Ramadan Proper Nutrition

During the holy month of Ramadan, eating habits become increasingly diverse as mothers, sisters and wives indulge in preparing delicious foods and drinks that rarely get served during the other days of the year.

On top of that, since the weather for the period of Ramadan this year comes hot and hard for many of those who fast, there is a need to prepare a certain quality of food that fits with high temperature and humidity. The weather conditions lead to larger quantities of sweat and the attendant loss of body fluids and minerals that lead to dehydration and exhaustion that harm health.  As a result,   how we choose appropriate meals during Ramadan this year and its accompanying summer heat becomes more important when we are fasting for about sixteen hours a day.

A number of tips can be be followed to get proper nutrition during the summer of Ramadan:
- Avoid stomach repletion during Iftar and Suhoor, and chew food slowly to achieve maximum benefit of secretions of salivary glands.
- Imbibe a lot of liquids in moderate temperature, which compensates for the loss of body fluid because of excessive summer sweating, as well as to relieving symptoms of constipation that increase during summer. Be careful of sweetened beverages and processed drinks that will have the opposite effect on the general well-being of the body. Normally, the human body needs eight glasses of liquids a day. These should come in the form of pure water, unsweetened juices and yogurt. Tea and coffee, along with other caffeinated beverages, are not considered as healthy liquids due their negative affect on the balance of minerals and water in the body.

- Avoid eating pickles, salted foods and hot spices as, apart from their negative impact on intestine, they increase the sense of thirst.

- Delay Suhoor because that will help reduce the feelings of thirst during the day and allows a fasting person to perform activities without fatigue.

- Avoid eating sweets in large quantities, especially those high in calories. It would be better to switch your sweet serving to a fruit salad or three dates.

- Eat more vegetables as they have a high content of water, minerals and vitamins.

- Stay away from foods high in saturated fat, because they contain high amounts of calories, which constitute a double burden on the digestive system due to lack of fluids in the body caused by fasting.

- Care must be taken to wash fruits and vegetables to get rid of harmful microbes they will multiply faster during summer time.
- Digestion is aided through the practice of sporting activities or general physical actions whilst also preventing the accumulation of harmful substances in the body.

- Stay away from soft drinks which limit the efficiency of digestion and fill the stomach with harmful gases, while slowing down the effectiveness of gastric juices.

- Do not continue eating between Iftar and Sohour.
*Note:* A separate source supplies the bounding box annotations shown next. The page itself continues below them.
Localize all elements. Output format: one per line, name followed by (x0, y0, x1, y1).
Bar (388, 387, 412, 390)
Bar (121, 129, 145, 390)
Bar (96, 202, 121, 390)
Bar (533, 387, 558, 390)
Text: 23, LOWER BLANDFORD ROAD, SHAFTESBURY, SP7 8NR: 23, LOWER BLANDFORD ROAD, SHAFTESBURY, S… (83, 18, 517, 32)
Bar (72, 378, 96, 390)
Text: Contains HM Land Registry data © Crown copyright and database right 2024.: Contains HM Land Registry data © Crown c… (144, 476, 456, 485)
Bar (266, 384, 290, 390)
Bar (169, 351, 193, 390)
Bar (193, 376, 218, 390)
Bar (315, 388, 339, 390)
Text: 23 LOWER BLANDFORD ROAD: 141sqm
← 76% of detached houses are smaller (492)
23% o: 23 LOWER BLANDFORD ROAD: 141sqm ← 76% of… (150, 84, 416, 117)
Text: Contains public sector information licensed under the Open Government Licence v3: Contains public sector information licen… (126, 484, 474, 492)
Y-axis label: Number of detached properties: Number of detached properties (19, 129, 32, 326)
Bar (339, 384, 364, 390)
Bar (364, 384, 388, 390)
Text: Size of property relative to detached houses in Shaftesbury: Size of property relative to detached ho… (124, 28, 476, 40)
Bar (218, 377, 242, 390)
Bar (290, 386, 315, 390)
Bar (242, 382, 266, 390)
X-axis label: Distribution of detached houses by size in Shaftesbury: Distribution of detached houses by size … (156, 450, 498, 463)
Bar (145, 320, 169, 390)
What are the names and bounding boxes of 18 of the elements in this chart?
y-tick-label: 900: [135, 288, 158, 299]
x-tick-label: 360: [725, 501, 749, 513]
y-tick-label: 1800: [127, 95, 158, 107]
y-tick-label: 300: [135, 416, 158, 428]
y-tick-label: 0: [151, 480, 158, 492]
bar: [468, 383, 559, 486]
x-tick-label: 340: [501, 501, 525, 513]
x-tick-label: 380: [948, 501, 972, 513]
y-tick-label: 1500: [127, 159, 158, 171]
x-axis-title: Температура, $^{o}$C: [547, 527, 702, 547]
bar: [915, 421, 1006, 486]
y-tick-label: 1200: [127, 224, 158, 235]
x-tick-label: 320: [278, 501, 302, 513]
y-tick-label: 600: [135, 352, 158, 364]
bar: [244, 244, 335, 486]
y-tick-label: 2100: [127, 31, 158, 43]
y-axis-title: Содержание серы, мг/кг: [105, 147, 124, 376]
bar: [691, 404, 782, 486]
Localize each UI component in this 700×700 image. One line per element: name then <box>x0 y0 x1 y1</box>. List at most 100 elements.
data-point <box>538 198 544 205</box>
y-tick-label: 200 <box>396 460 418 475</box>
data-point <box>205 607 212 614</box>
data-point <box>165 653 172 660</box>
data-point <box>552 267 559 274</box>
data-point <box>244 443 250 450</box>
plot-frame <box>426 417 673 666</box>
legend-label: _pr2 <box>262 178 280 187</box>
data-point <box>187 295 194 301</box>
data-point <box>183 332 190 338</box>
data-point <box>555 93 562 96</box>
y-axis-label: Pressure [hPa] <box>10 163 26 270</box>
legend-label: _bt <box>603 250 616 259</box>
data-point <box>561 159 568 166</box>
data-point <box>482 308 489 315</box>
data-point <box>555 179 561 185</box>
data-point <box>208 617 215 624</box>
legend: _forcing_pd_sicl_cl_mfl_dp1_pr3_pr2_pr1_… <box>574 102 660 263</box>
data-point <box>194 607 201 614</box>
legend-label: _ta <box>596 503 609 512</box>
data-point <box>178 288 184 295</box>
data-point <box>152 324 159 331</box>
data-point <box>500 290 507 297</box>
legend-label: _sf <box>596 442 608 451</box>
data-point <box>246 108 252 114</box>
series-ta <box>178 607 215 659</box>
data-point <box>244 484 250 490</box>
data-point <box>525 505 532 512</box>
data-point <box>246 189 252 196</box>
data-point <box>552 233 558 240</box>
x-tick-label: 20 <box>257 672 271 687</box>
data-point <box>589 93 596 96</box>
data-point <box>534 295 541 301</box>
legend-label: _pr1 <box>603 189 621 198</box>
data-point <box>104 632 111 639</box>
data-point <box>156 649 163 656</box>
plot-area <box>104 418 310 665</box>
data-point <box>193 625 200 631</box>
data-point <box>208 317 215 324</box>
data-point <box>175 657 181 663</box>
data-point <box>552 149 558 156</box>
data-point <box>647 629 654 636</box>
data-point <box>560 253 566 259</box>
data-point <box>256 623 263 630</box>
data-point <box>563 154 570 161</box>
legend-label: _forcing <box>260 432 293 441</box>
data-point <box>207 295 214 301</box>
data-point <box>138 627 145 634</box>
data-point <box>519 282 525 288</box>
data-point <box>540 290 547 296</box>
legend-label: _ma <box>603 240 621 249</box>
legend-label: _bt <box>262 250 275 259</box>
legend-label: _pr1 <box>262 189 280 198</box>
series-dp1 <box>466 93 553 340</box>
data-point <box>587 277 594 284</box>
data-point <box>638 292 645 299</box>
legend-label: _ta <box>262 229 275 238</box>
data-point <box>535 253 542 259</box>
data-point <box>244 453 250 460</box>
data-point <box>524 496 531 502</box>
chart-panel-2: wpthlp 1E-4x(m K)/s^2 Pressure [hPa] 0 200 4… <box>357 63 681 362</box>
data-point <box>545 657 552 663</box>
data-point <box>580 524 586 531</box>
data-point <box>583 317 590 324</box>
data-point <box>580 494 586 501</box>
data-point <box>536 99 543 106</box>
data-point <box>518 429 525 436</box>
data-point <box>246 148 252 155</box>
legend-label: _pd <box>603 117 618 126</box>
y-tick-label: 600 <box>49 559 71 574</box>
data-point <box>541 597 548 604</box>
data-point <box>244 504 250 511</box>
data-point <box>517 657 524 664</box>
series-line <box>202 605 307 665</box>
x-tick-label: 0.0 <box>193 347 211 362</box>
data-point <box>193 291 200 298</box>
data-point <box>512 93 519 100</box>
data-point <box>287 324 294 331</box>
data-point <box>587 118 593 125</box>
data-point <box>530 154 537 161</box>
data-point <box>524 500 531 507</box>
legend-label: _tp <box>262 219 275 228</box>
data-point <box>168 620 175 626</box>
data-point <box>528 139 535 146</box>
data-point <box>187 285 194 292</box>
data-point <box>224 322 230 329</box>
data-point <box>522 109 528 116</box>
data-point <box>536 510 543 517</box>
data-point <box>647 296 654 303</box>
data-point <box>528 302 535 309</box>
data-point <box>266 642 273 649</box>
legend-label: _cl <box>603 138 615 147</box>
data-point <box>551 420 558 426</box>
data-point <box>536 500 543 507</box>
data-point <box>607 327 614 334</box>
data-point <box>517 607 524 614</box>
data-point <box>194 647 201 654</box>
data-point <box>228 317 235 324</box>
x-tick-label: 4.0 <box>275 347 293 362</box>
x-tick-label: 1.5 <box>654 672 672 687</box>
Instead, have light snacks such as dates, dried apricots and yogurt every two hours.

- Practice gradual eating during Iftar, which is necessary for revitalization of the stomach after hours of inactivity. For example, consider eating dates first or warm water before your prayers.

- Eat soup every day. However, don’t eat creamy and greasy varieties, choose soups rich with vegetables, dietary fiber, and iron, such as lentil soup or other homemade recipes. It is worth mentioning that ready-made powder soups lack vitamins and contain large amounts of salt and preservatives.

- For the main dish it is best that you do not combine starches such as pasta with rice.

- Salads are ideal to get enough of your daily nutritional requirements, but be wise with your choice of sauces especially if overloaded with mayonnaise and trans fats.